Pictures from Soldier's Loop and Highland Trails.

Keep an eye on your fires, everyone.
Mileage: 21.5

Sunday, June 13, 2010

So I cheated a little.

So one of my friends from work asks me if she could take pictures of me riding my bike a few months ago. "Why not?" says I.

Fast forward to today, where she picked me and Tri up, and we went to Locket Meadow on the side of the Peaks where we rode around, and she took pictures. It was fun, and a change of pace to my usual riding repertoire. I'm sure they came out great, except for the dork on his bike in them. >.>

After the picture taking, I hopped on Tri, and rode up the Inner Basin Trail from Locket Meadow to Waterline Road, which I followed all the way to the end in Abineau Canyon on the north side of the peaks, a place I've been wanting to go for quite some time. I figured since I was already on the mountain, why not make a ride out of the day?

Looking back down the mountain at Locket Meadow, with the cinder hills and Sunset Crater beyond.

It wasn't the first tree across the road, but it was the first big one.

And then I found some snow.

Almost there....

Abineau Canyon, with Humphrey's Peak above.

If you squint, you can almost see the Grand Canyon.

I briefly thought about heading down Abineau trail to the forest road that runs along the north side of the peaks, but being wilderness, I'd have to walk the bike a couple miles. (technically, carry.) ~15 miles of downhill, followed by a few miles of lovely swoopy singletrack along Schultz Creek sounded like much more fun.

Looks a little stormy. Fortunately it didn't rain.

Another big one across the road.

And right after I decided that I had enough pictures of blown over trees, I find several.

Not a bad day of riding. I feel like I cheated, because I'm so used to riding to the trail, riding on the trail, then riding home. (Sedona not included.) But I think I could get used to this being dropped off somewhere near where I want to ride to, then riding home.

...what? You were expecting pictures with me in them?
Mileage: 45

Saturday, June 5, 2010

That was either madness, or brilliance.

It's remarkable how often those two traits coincide.

My bright idea this time was once again to ride to Sedona and back, but this time, taking a route I read about on Handlebar Sandwich, going out Woody Mountain Road, through the Sycamore Canyon/Secret Canyon wilderness areas along a powerline cut over Casner Mountain.

Yeah, I never heard of it either. But it was something different, and I really wanted to ride it, especially for the switchbacks dropping off Casner.

I ended up missing the turns I was shooting for, and wound up on highway 89 somewhere between Sedona and Cottonwood, and had to ride north into Sedona. I was doing fine until coming up the last big hill, when my legs started cramping up, to the point that I launched myself off the bike. At that point I decided to call Exegete for a save (again) and limped to a gas station, then to the Burger Pig for a shake while I waited.

The ranch off Woody Mountain Road. Mooooo.

The Peaks are starting to get pretty small...
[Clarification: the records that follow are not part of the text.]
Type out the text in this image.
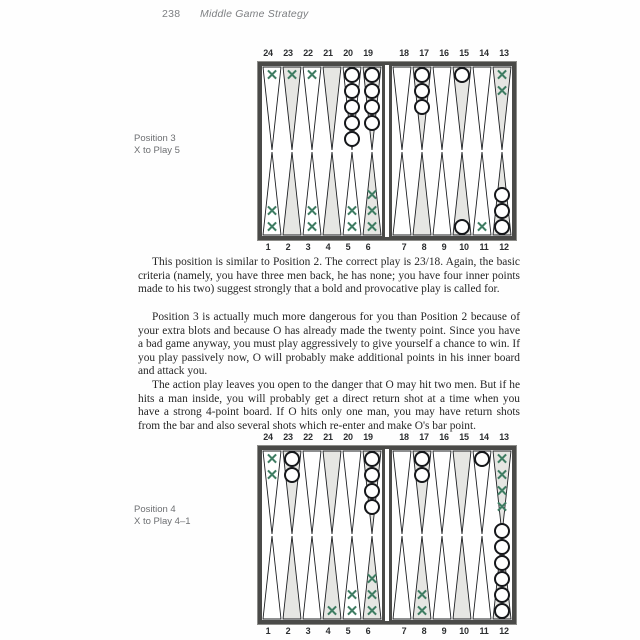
238 Middle Game Strategy
Position 3
X to Play 5
24	23	22	21	20	19	18	17	16	15	14	13
✕ ✕ ✕	✕
✕
✕
✕
✕
✕
✕
✕
✕
✕
✕
✕
1	2	3	4	5	6	7	8	9	10	11	12

This position is similar to Position 2. The correct play is 23/18. Again, the basic criteria (namely, you have three men back, he has none; you have four inner points made to his two) suggest strongly that a bold and provocative play is called for.

Position 3 is actually much more dangerous for you than Position 2 because of your extra blots and because O has already made the twenty point. Since you have a bad game anyway, you must play aggressively to give yourself a chance to win. If you play passively now, O will probably make additional points in his inner board and attack you.

The action play leaves you open to the danger that O may hit two men. But if he hits a man inside, you will probably get a direct return shot at a time when you have a strong 4-point board. If O hits only one man, you may have return shots from the bar and also several shots which re-enter and make O's bar point.

Position 4
X to Play 4–1
24	23	22	21	20	19	18	17	16	15	14	13
✕
✕
✕
✕
✕
✕
✕ ✕
✕
✕
✕
✕
✕
✕
1	2	3	4	5	6	7	8	9	10	11	12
The Taylor Fire burn area. Josh and I saw the smoke from this when it first started when we were out riding around. I've never ridden through such a fresh wildfire area, and it was really surreal, almost like stepping into another world. In most places there was nothing on the ground but loose dust and ash. There's no shade, and not many sounds aside from the occasional bird and the wind.

But the tenacity of plants always amazes me. Not even a year on, and plants are already coming back. The green stands out so brightly in this place.

This would have looked much better green... but then I likely would not have seen the view from the road.

Looking south from the rim, with Casner Mountain on the right.

San Francisco peaks from atop Casner.

Going down....

This is where it got steep. Switchbacks all the way down.

I think this shot best displays the grade. I had to stop here to let air out of the tires because I built up enough heat from the brakes to make the air in the tubes expand that much. I've never had brake fade on a bicycle before, and the rims were too hot to touch. I think it's time to upgrade to discs.

I'm alive!

I think this qualifies as an epic ride, and the scenery, the switchbacks, and having a better idea what my endurance limits are made it all worth it.